Interest rates are expected to remain on hold today as policymakers weigh up the mounting arguments for a first change in more than five years.
This week’s meeting of the Bank of England’s monetary policy committee (MPC) is the first since governor Mark Carney’s warning in his annual Mansion House speech that rates could rise sooner than markets were expecting.
Minutes from the last two meetings have shown that some members believe the arguments for raising rates have become more balanced as the UK economy recovers and the unemployment situation improves.
Many economists predict the first rate hike will happen in November before gradual rises leave the rate in the region of 2.25% by the end of 2016.

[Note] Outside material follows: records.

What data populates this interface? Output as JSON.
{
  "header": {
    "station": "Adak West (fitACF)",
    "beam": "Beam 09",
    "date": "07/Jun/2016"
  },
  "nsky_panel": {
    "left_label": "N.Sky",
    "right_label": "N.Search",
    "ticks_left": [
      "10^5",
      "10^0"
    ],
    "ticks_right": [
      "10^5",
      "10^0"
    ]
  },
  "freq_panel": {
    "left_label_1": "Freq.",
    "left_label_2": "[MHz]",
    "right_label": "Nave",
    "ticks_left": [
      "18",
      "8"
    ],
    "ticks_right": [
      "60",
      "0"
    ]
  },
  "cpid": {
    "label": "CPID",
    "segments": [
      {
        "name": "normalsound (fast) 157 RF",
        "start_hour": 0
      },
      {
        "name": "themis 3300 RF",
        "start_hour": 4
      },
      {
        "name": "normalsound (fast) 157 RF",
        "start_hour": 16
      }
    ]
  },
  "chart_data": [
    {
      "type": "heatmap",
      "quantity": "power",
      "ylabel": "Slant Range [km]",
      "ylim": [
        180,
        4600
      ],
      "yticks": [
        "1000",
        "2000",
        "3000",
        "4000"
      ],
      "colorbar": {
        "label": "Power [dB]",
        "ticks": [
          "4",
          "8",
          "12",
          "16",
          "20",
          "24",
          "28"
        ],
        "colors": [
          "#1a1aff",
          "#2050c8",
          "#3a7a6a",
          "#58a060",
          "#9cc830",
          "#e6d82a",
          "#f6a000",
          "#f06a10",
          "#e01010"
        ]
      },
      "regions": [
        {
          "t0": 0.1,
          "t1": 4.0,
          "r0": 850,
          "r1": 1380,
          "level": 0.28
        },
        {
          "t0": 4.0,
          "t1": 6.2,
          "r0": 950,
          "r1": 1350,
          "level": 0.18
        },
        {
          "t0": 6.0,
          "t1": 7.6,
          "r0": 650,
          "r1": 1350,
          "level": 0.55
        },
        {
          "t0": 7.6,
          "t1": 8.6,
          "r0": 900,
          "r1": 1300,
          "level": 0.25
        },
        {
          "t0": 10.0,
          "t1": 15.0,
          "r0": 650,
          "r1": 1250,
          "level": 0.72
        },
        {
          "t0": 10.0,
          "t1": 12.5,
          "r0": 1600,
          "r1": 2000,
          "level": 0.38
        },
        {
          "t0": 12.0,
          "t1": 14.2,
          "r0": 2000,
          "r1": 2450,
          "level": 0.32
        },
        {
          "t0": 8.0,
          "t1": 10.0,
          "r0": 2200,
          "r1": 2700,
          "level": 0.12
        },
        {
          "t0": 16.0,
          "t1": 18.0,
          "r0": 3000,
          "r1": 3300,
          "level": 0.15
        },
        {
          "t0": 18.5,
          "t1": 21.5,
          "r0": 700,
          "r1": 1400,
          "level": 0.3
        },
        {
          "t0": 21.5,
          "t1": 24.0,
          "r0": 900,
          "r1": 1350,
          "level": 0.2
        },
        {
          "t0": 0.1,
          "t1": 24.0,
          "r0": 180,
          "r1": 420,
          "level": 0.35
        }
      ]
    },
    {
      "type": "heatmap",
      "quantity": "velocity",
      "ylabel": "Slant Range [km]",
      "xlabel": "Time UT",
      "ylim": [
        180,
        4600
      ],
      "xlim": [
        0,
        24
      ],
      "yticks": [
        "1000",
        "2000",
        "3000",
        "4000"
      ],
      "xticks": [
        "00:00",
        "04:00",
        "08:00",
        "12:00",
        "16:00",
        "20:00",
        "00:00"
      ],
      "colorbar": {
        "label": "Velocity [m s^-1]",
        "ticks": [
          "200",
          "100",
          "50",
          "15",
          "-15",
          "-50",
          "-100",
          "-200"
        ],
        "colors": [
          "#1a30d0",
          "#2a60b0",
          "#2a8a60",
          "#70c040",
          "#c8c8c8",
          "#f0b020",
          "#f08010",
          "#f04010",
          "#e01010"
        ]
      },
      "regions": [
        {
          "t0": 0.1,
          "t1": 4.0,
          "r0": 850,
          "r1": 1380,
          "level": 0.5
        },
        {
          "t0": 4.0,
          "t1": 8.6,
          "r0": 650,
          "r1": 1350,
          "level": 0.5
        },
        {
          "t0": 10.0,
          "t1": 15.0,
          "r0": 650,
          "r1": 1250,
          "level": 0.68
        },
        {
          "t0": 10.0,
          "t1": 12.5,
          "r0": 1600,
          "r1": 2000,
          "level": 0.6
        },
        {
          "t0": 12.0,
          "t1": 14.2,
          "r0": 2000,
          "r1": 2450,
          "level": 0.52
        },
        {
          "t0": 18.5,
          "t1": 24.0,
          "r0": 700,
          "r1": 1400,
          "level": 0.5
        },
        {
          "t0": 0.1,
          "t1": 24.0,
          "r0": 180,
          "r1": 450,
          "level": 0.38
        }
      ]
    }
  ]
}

Rates have been at 0.5% since March 2009 and have not risen since 2007. This month’s decision of the MPC will be announced at noon.
The pound is at a near-six year high against the US dollar on forecasts of a rate rise later this year, although this momentum was jolted on Tuesday by unexpectedly weak output figures from the manufacturing sector.
The Bank has also been given leeway by sig ns of more slack in the labour market than previously thought, following a fall in growth in average pay from 1.9% to 0.7%. Inflation has also been weaker than expected, at 1.5% in May.
The Bank expects growth of 0.9% in the second quarter, easing back to 0.7% in the third quarter following growth of 0.8% in the first three months of 2014.
Samuel Tombs, senior UK economist at Capital Economics, said: “We suspect that the vote to leave the Bank rate on hold will be unanimous once again.
“And while a rate hike before the end of the year cannot be ruled out if the recovery accelerates, the likely weakness of inflation means that there is a good chance the MPC sits on its hands until early 2015.”